Seeking reprieve from her recent hardships and her family’s addiction to their devices, May splurges on passes for her family to spend three nights respite in the Botanical Garden: a rare green refuge where forests, streams, and animals still thrive. But when her children come under threat, May is forced to put her trust in a hum of uncertain motives to save her family.

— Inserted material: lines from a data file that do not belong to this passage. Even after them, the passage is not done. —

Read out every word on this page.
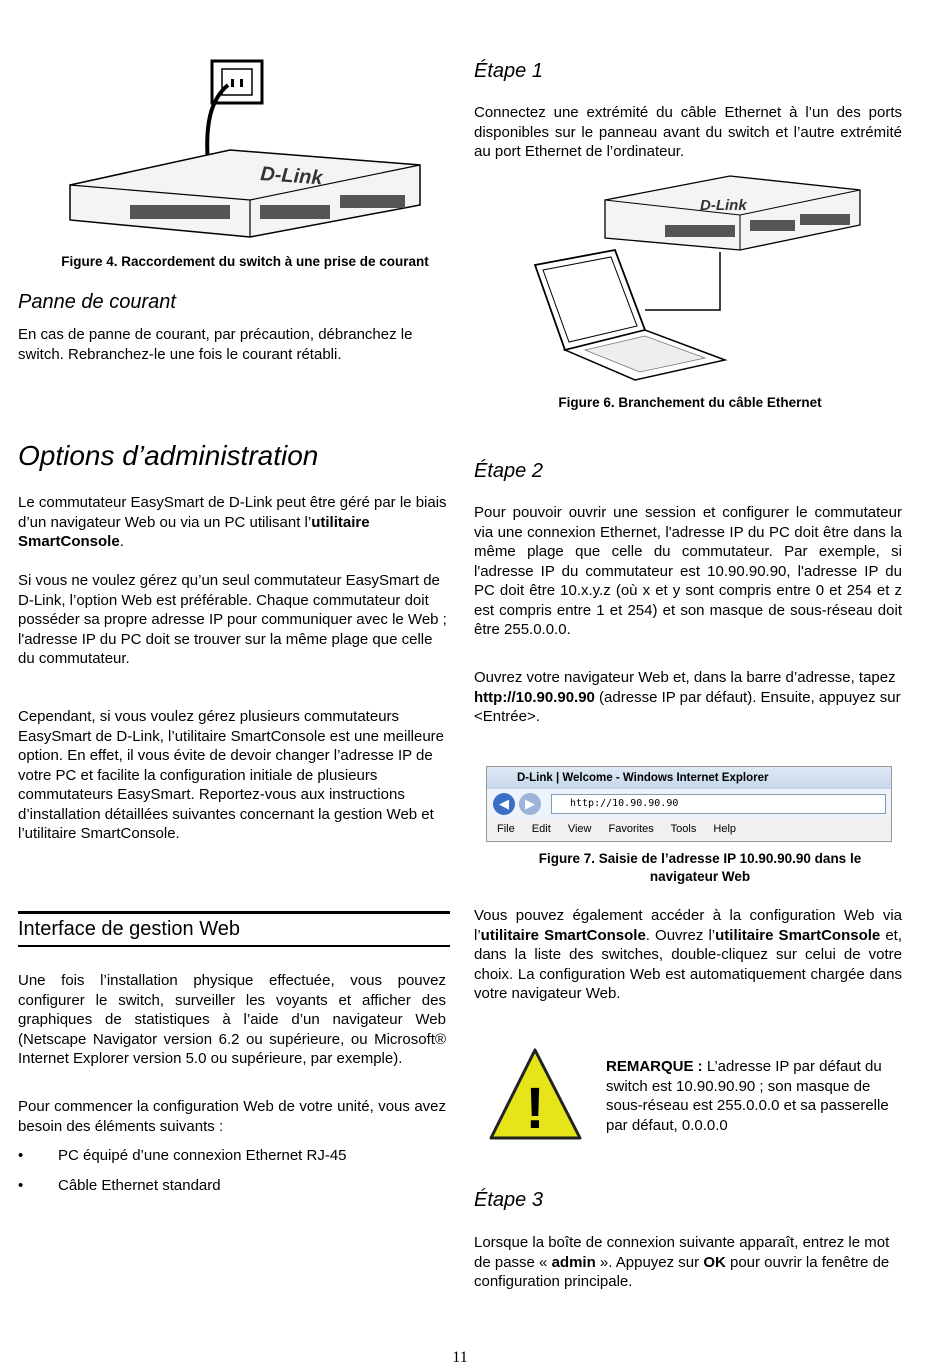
D-Link
D-Link
Figure 4. Raccordement du switch à une prise de courant
Panne de courant

En cas de panne de courant, par précaution, débranchez le switch. Rebranchez-le une fois le courant rétabli.

Options d’administration

Le commutateur EasySmart de D-Link peut être géré par le biais d’un navigateur Web ou via un PC utilisant l’utilitaire SmartConsole.

Si vous ne voulez gérez qu’un seul commutateur EasySmart de D-Link, l’option Web est préférable. Chaque commutateur doit posséder sa propre adresse IP pour communiquer avec le Web ; l'adresse IP du PC doit se trouver sur la même plage que celle du commutateur.

Cependant, si vous voulez gérez plusieurs commutateurs EasySmart de D-Link, l’utilitaire SmartConsole est une meilleure option. En effet, il vous évite de devoir changer l’adresse IP de votre PC et facilite la configuration initiale de plusieurs commutateurs EasySmart. Reportez-vous aux instructions d’installation détaillées suivantes concernant la gestion Web et l’utilitaire SmartConsole.

Interface de gestion Web

Une fois l’installation physique effectuée, vous pouvez configurer le switch, surveiller les voyants et afficher des graphiques de statistiques à l’aide d’un navigateur Web (Netscape Navigator version 6.2 ou supérieure, ou Microsoft® Internet Explorer version 5.0 ou supérieure, par exemple).

Pour commencer la configuration Web de votre unité, vous avez besoin des éléments suivants :

•	PC équipé d’une connexion Ethernet RJ-45
•	Câble Ethernet standard
Étape 1

Connectez une extrémité du câble Ethernet à l’un des ports disponibles sur le panneau avant du switch et l’autre extrémité au port Ethernet de l’ordinateur.

Figure 6. Branchement du câble Ethernet
Étape 2

Pour pouvoir ouvrir une session et configurer le commutateur via une connexion Ethernet, l'adresse IP du PC doit être dans la même plage que celle du commutateur. Par exemple, si l'adresse IP du commutateur est 10.90.90.90, l'adresse IP du PC doit être 10.x.y.z (où x et y sont compris entre 0 et 254 et z est compris entre 1 et 254) et son masque de sous-réseau doit être 255.0.0.0.

Ouvrez votre navigateur Web et, dans la barre d’adresse, tapez http://10.90.90.90 (adresse IP par défaut). Ensuite, appuyez sur <Entrée>.

D-Link | Welcome - Windows Internet Explorer
◀	▶	http://10.90.90.90
File Edit View Favorites Tools Help
Figure 7. Saisie de l’adresse IP 10.90.90.90 dans le
navigateur Web

Vous pouvez également accéder à la configuration Web via l’utilitaire SmartConsole. Ouvrez l’utilitaire SmartConsole et, dans la liste des switches, double-cliquez sur celui de votre choix. La configuration Web est automatiquement chargée dans votre navigateur Web.

!

REMARQUE : L’adresse IP par défaut du switch est 10.90.90.90 ; son masque de sous-réseau est 255.0.0.0 et sa passerelle par défaut, 0.0.0.0

Étape 3

Lorsque la boîte de connexion suivante apparaît, entrez le mot de passe « admin ». Appuyez sur OK pour ouvrir la fenêtre de configuration principale.

11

Written with “precision, insight, sensitivity, and compassion” (Kirkus Reviews, starred review), Hum is a “striking new work of dystopian fiction” (Vogue) that delves into the complexities of marriage, motherhood, and selfhood in a world compromised by global warming and dizzying technological advancement, a world of both dystopian and utopian possibilities.
APPLE BOOKS REVIEW
A woman struggles to protect her family in this odd and transcendent work of speculative fiction. In the near future, cities are hot, crowded, and saturated by an AI workforce known as hums. After a hum dispenses your prescription or books your flight, it’ll try to sell you a product—one targeted for you based on heaps and heaps of surveillance data. So when the unemployed May agrees to become a well-paid test subject for a surgery that will make her face subtly undetectable to surveillance, it has consequences she never could have predicted. Right from page 1, May’s anxieties as a mom and partner are palpable. Beyond the burden of May’s financial worries, author Helen Phillips claustrophobically fills her heroine’s world with screens, unrelenting consumerism, and the unspoken fear that the planet her children will inherit is dying. Hum is a stunning look at what it feels like to be a parent in the modern world.